Почему я не поднялась, почему не бросилась за ней, почему не сделала ничего, чтобы остановить ее? Почему сама словно окаменела, произнеся свое признание? Попытайся понять: секрет, который я столько лет так упорно оберегала, внезапно вырвался наружу. В одну секунду, точно канарейка, увидевшая открытую в клетке дверцу, он выпорхнул на волю и долетел до того единственного человека, кому меньше всего следовало знать его.

В тот же день, в шесть часов вечера, когда я, все еще очень расстроенная, желая как-то успокоиться, поливала гортензии в саду, полицейский дорожный патруль сообщил мне об автомобильной катастрофе.

Сейчас уже поздний вечер. Мне пришлось сделать перерыв. Я накормила Бэка и дрозда, поужинала сама. Посмотрела немного телевизор. Моя короста-кольчуга, давно уже разодранная в лохмотья, не позволяет мне слишком волноваться. Чтобы двинуться дальше, мне нужно немного отвлечься, перевести дыхание.

Как ты знаешь, твоя мама умерла не сразу, десять дней она провела между жизнью и смертью. Все это время я была рядом с нею, надеялась, что она хотя бы на минуту откроет глаза и у меня появится возможность попросить у нее прощения.

Мы оставались с нею вдвоем в палате, напичканной аппаратурой. Один небольшой монитор показывал, что сердце ее еще работает, а другой — что мозг почти бездействует. Лечащий врач сказал, что иногда пациентам в таком состоянии помогают звуки, которые радовали их прежде. Тогда я нашла песенку, которую она очень любила в детстве, принесла маленький магнитофон, и мелодия эта звучала часами.
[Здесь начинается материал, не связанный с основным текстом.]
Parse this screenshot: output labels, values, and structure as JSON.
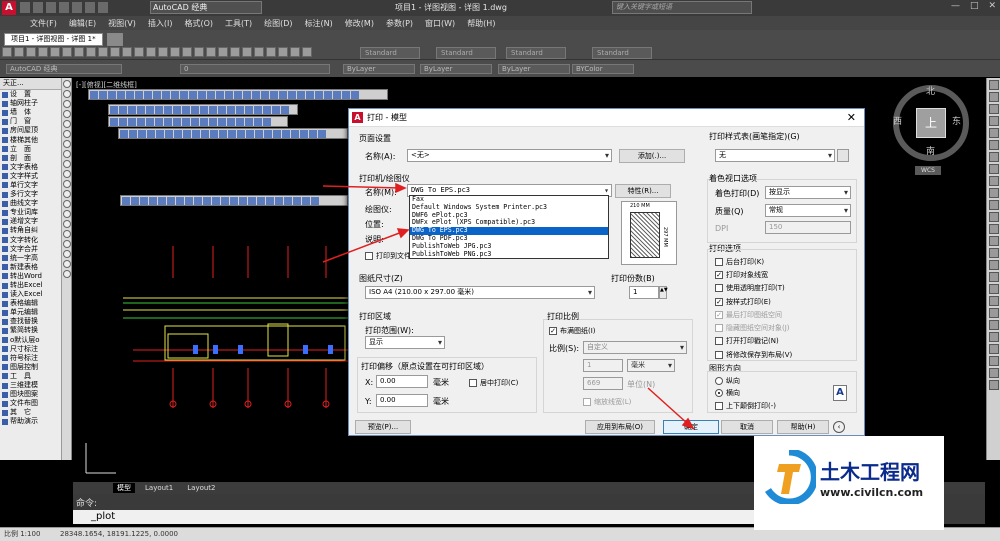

Действительно, после первых же тактов выражение ее лица изменилось, смягчилось, и губы зашевелились, словно зачмокали, как у грудных младенцев после еды. Казалось, она слегка улыбнулась. Кто знает, может, в каком-то крохотном, еще живом уголке ее мозга хранилась память о спокойном и светлом времени, и тогда она укрылась именно там.

Это небольшое изменение невероятно обрадовало меня. В таком положении хватаются за любую мелочь, и я без устали гладила ее по голове и повторяла: «Сокровище мое, у нас с тобой еще вся жизнь впереди, мы будем всегда вместе и все начнем сначала, по-другому». Говоря так, я вновь и вновь оживляла в памяти такую картину: ей было годика четыре или, может, лет пять, она гуляла по саду со своей любимой куклой и без умолку болтала с ней. Я находилась в кухне и не слышала, о чем она говорит. Время от времени до меня долетали лишь отдельные громкие слова и веселый смех. Раз она уже была однажды счастлива, значит, это возможно и в будущем. Чтобы вернуть ее к жизни, нужно начинать оттуда, с той девочки.